His journey thither had been long and hard and uneventful, except for the gradual loss of the few things he had with him. His pistol and his money had been taken when he was first captured. Now, as he was turned over to one Confederate command after another, bit by bit his belongings disappeared. His boots went early in the journey. His cap was plucked from his head. His uniform was eagerly seized by a Confederate spy, who meant to use it in getting inside the Union lines. When he was finally turned over to the Provost Marshal of the chief Confederate army, commanded by Gen. Robert E. Lee, he was bareheaded and barefoot and had nothing to wear except an old Confederate gray shirt and the ragged remains of what had once been a pair of Confederate gray trousers, held about his waist by a string. He was hungry and tired and unbelievably dirty. The one good meal he had had on his long march had been given him at Frederick, Maryland, by a delightful old lady whom Tom always believed to be Barbara Frietchie.

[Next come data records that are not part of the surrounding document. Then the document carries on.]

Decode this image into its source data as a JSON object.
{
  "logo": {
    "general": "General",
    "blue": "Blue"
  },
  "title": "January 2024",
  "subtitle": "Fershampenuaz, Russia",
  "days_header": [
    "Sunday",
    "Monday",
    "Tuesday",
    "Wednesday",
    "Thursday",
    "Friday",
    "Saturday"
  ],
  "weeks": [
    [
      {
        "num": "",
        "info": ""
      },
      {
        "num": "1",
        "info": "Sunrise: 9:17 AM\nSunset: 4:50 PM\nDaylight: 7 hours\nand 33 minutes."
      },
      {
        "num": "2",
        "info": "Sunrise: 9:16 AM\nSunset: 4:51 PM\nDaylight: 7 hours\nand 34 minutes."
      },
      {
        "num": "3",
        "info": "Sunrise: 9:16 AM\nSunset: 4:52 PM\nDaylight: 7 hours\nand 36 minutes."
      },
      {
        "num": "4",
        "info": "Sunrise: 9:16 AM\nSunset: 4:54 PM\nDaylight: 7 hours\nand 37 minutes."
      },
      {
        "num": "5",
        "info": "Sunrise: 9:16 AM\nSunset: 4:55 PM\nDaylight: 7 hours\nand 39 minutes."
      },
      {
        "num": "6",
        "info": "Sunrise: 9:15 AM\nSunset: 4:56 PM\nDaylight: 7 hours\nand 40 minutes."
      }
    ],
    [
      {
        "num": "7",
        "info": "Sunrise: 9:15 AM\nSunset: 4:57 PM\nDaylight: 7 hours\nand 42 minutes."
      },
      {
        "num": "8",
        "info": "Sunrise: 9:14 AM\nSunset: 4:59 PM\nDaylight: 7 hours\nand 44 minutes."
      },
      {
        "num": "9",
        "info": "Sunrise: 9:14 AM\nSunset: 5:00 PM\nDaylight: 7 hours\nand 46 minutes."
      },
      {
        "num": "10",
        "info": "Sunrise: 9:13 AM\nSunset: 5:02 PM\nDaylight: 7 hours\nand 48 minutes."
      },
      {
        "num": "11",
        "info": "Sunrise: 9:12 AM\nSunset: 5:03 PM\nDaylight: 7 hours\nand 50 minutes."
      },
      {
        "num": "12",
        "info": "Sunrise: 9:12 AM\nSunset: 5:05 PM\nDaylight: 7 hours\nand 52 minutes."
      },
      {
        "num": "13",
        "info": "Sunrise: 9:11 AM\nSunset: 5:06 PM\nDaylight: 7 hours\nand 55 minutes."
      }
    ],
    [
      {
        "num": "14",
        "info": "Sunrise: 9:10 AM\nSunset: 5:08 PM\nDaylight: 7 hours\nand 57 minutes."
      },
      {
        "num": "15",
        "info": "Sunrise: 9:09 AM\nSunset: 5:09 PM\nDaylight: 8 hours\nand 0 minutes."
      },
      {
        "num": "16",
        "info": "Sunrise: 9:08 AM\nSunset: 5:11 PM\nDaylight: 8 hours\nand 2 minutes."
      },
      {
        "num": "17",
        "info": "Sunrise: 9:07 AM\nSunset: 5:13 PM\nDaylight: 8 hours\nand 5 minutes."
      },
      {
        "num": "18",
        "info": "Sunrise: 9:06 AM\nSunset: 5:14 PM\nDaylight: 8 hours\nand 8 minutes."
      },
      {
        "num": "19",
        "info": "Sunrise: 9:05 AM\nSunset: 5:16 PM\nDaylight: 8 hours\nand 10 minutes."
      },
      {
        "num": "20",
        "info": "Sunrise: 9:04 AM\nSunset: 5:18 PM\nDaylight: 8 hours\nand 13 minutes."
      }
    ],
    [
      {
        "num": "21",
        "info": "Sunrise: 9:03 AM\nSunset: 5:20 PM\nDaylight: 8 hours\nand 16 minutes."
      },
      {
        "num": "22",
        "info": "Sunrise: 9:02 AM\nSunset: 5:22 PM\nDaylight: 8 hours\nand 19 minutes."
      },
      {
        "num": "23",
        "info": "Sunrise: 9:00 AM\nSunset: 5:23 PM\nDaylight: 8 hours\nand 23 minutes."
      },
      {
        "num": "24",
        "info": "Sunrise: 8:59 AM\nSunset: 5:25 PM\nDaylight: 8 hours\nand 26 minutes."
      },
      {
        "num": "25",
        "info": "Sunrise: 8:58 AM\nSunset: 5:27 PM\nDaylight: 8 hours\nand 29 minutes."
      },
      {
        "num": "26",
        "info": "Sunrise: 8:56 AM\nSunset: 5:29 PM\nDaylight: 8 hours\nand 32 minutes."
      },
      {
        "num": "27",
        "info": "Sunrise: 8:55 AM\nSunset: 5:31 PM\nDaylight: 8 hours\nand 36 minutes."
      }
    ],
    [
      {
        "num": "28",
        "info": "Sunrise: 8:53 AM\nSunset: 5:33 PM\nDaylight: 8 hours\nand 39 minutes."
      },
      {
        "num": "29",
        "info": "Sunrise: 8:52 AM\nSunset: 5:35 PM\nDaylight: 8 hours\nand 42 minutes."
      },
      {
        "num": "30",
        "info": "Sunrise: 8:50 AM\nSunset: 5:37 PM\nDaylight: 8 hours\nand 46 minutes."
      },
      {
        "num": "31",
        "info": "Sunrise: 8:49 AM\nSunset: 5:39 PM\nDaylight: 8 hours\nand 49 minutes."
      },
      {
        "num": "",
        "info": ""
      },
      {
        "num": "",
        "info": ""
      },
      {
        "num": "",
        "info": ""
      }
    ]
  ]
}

It was August now. On July 4, Grant had taken Vicksburg and Meade had defeated Lee at Gettysburg. The doom of the Confederacy had begun to dawn. None the less Robert E. Lee's tattered legions, forced back from the great offensive in Pennsylvania to the stubborn defense of Richmond, trusted, worshiped, and loved their great general.
Meade, the Union commander, by excess of caution, had let Lee escape after Gettysburg. He did not attack the retreating foe. Lincoln was deeply grieved.
"We had them within our grasp," he said, throwing out his long arms. "We had only to stretch forth our hands and they were ours. And nothing I could say or do could make our army move."